|ZFIN ID: ZDB-PUB-201217-6|
The tight junctions protein Claudin-5 limits endothelial cell motility
Yang, Z., Wu, S., Fontana, F., Li, Y., Xiao, W., Gao, Z., Stephan, A., Affolter, M., Belting, H.G., Abdelilah-Seyfried, S., Zhang, J.
|Source:||Journal of Cell Science 134(1): (Journal)|
|Registered Authors:||Abdelilah-Seyfried, Salim, Affolter, Markus, Belting, Heinz-Georg Paul (Henry), Zhang, Jingjing|
|Keywords:||Adhesive force, Atomic force microscopy, Cell motility, Claudin-5, Dorsal aorta, Vasculogenesis|
|PubMed:||33323504 Full text @ J. Cell Sci.|
Yang, Z., Wu, S., Fontana, F., Li, Y., Xiao, W., Gao, Z., Stephan, A., Affolter, M., Belting, H.G., Abdelilah-Seyfried, S., Zhang, J. (2020) The tight junctions protein Claudin-5 limits endothelial cell motility. Journal of Cell Science. 134(1):.

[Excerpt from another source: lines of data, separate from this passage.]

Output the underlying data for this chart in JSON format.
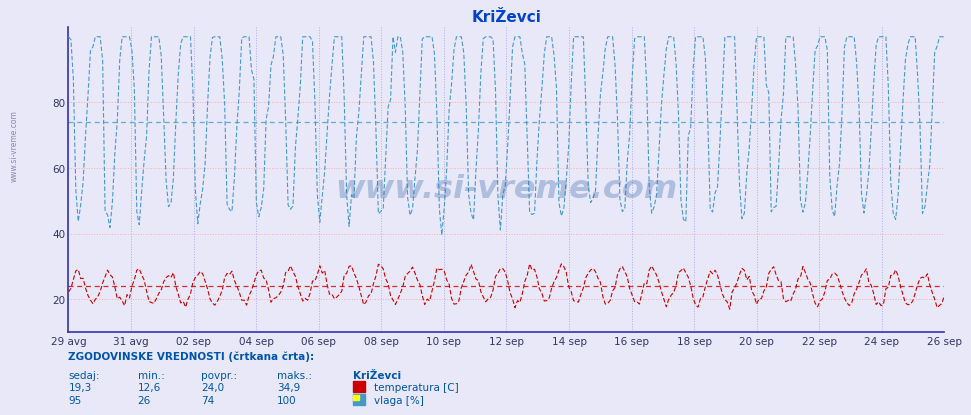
{
  "title": "KriŽevci",
  "bg_color": "#e8e8f8",
  "plot_bg_color": "#e8e8f8",
  "x_labels": [
    "29 avg",
    "31 avg",
    "02 sep",
    "04 sep",
    "06 sep",
    "08 sep",
    "10 sep",
    "12 sep",
    "14 sep",
    "16 sep",
    "18 sep",
    "20 sep",
    "22 sep",
    "24 sep",
    "26 sep"
  ],
  "y_ticks": [
    20,
    40,
    60,
    80
  ],
  "y_min": 10,
  "y_max": 103,
  "temp_color": "#cc0000",
  "hum_color": "#4499cc",
  "grid_color_h": "#ffaaaa",
  "grid_color_v": "#aaaaee",
  "avg_line_temp": 24.0,
  "avg_line_hum": 74.0,
  "temp_min": 12.6,
  "temp_max": 34.9,
  "temp_avg": 24.0,
  "temp_current": 19.3,
  "hum_min": 26,
  "hum_max": 100,
  "hum_avg": 74,
  "hum_current": 95,
  "watermark": "www.si-vreme.com",
  "footer_label_color": "#0055aa",
  "footer_value_color": "#0055aa",
  "spine_color": "#3333aa",
  "n_points": 360,
  "n_days": 29
}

ABSTRACTSteinberg's differential adhesion hypothesis suggests that adhesive mechanisms are important for sorting of cells and tissues during morphogenesis (Steinberg, 2007). During zebrafish vasculogenesis, endothelial cells sort into arterial and venous vessel beds but it is unknown whether this involves adhesive mechanisms. Claudins are tight junction proteins regulating the permeability of epithelial and endothelial tissue barriers. Previously, the roles of Claudins during organ development have exclusively been related to their canonical functions in determining paracellular permeability. Here, we use atomic force microscopy to quantify Claudin-5-dependent adhesion and find that this strongly contributes to the adhesive forces between arterial endothelial cells. Based on genetic manipulations, we reveal a non-canonical role of Claudin-5a during zebrafish vasculogenesis, which involves the regulation of adhesive forces between adjacent dorsal aortic endothelial cells. In vitro and in vivo studies demonstrate that loss of Claudin-5 results in increased motility of dorsal aorta endothelial cells and in a failure of the dorsal aorta to lumenize. Our findings uncover a novel role of Claudin-5 in limiting arterial endothelial cell motility, which goes beyond its traditional sealing function during embryonic development.